After going for what seems like years without seeing a movie in a proper movie theater, we've now seen three nearly in a row. First there was Star Wars. Then The Big Short and then last night Spotlight. I don't feel all that bad as both the Big Short and Spotlight were based on real events, and their educational value is at least as important as their entertainment value.
At some point, I may be inspired to write something about Spotlight, but for this post, I'm going to focus my energy on The Big Short.
The Big Short was about the housing/banking crisis of the mid-2000's and is masterfully done. How you make a movie on banking watchable, much less entertaining, takes real skill. It's another win for Michael Lewis, and count me in for his next movie (whatever that is). And the timing of the movie is great: just long enough after the crisis that we've basically put it behind us, but not so long after that it's Just History.

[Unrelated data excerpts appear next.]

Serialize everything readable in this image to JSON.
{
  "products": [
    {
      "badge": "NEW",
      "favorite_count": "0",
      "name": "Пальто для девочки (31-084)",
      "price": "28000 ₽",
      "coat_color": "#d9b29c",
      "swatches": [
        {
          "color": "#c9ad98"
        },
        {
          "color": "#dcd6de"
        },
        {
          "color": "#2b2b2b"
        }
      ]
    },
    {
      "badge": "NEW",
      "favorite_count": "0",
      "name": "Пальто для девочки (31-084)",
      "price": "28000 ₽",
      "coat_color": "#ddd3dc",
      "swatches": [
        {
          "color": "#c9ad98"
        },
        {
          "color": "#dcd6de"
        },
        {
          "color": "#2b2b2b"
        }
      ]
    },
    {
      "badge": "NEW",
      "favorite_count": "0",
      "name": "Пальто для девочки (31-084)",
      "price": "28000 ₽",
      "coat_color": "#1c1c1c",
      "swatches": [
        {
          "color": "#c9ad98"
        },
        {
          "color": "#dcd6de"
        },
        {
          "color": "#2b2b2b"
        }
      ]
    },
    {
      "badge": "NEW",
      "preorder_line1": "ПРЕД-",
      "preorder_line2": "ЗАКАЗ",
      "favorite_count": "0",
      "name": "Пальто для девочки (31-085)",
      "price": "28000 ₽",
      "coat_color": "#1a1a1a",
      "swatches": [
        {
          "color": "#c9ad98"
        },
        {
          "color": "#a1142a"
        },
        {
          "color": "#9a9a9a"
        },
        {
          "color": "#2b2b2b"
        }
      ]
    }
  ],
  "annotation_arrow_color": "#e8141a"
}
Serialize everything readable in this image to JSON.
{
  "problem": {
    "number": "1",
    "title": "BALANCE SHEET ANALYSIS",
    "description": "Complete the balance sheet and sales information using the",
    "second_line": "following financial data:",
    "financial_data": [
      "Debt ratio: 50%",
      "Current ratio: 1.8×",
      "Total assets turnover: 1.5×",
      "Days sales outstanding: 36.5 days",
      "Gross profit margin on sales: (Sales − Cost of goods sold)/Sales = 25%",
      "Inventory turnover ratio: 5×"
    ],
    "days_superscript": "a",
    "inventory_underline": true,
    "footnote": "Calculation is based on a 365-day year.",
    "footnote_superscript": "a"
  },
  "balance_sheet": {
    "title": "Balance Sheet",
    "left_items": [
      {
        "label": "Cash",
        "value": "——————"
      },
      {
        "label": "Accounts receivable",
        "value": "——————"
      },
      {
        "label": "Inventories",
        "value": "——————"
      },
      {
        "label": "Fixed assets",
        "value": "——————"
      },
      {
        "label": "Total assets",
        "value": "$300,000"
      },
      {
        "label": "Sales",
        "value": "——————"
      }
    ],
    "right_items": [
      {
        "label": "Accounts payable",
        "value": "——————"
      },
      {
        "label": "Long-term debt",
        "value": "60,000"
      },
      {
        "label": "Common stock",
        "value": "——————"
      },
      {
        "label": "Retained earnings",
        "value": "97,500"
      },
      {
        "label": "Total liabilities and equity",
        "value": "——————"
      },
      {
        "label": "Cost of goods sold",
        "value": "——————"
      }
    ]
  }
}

OK, enough praise. You get the point, it was a fine movie. Here's two thoughts that have stuck with me since watching the movie:
First, we're supposed to walk out of the movie theater angry at bankers. I get that. But I walked out with a fresh anger towards a new group of people: the raters. See, as far as I can tell, people, bankers included, are always going to game the system. There will always be those who will try to make big sums of money off of risky propositions. And in may respects, that's OK.
Every time you walk into a casino, you're signing up for just this arrangement. Sure, you may walk out with big bucks, but statistics say, if you play long enough, you'll lose. So if banker's want to go with risky bets, there's a time and place for that. What I'm dumbfounded by is that the people who rated the loans and other instruments (look at me, one movie and I'm an expert!), could rate them seemingly however they wish.
Just saying something is a good bet, doesn't make it a good bet. Risky bets are OK. Safe bets are OK. Making what you think to be a safe bet, when it's really risky, is not OK. And that, from my 130 minutes of movie education, seems like one of core problems in the crisis.
How could giving such ridiculous ratings not be illegal? How could the people who rated these things be in business? Heck, how could being a rater even *be* a business in the first place? It's like playing football and having the coaches be the refs. Shouldn't the referee be completely outside the game? (Whoo, sports metaphor! Nailed it.)
The big question: can I take my outrage and use it to go the next step to figure out how this works in the non-movie universe? Oy, probably not. Though I did just mail my Senator on the topic, so let's see what he has to say.
My second take away from the movie is a sort of wish. In the movie, genius Dr. Michael Burry, does the unthinkable: he slogs through hundreds and hundreds of loans to come up with the notion that what's being rated as a good bet, is in fact, anything but. When he tells another character in the movie that he's done this, they act as though he's performed the unthinkable. Sort of like actually reading the terms and conditions *before* signing up for Facebook, or some other fine-print feat.
My wish is this: that kids watching this movie will want to turn to their parents (or, hopefully date) and ask the obvious question: why didn't he write a program to do this? In the movie, Burry is seen noting how many days overdue various loans are, compiling them into a spreadsheet. While I'm sure in actuality there was a lot more going on, this sort of thing is exactly why we have computers.
In my world, we're only one program away from finding and hopefully addressing the next crisis, whatever that may be.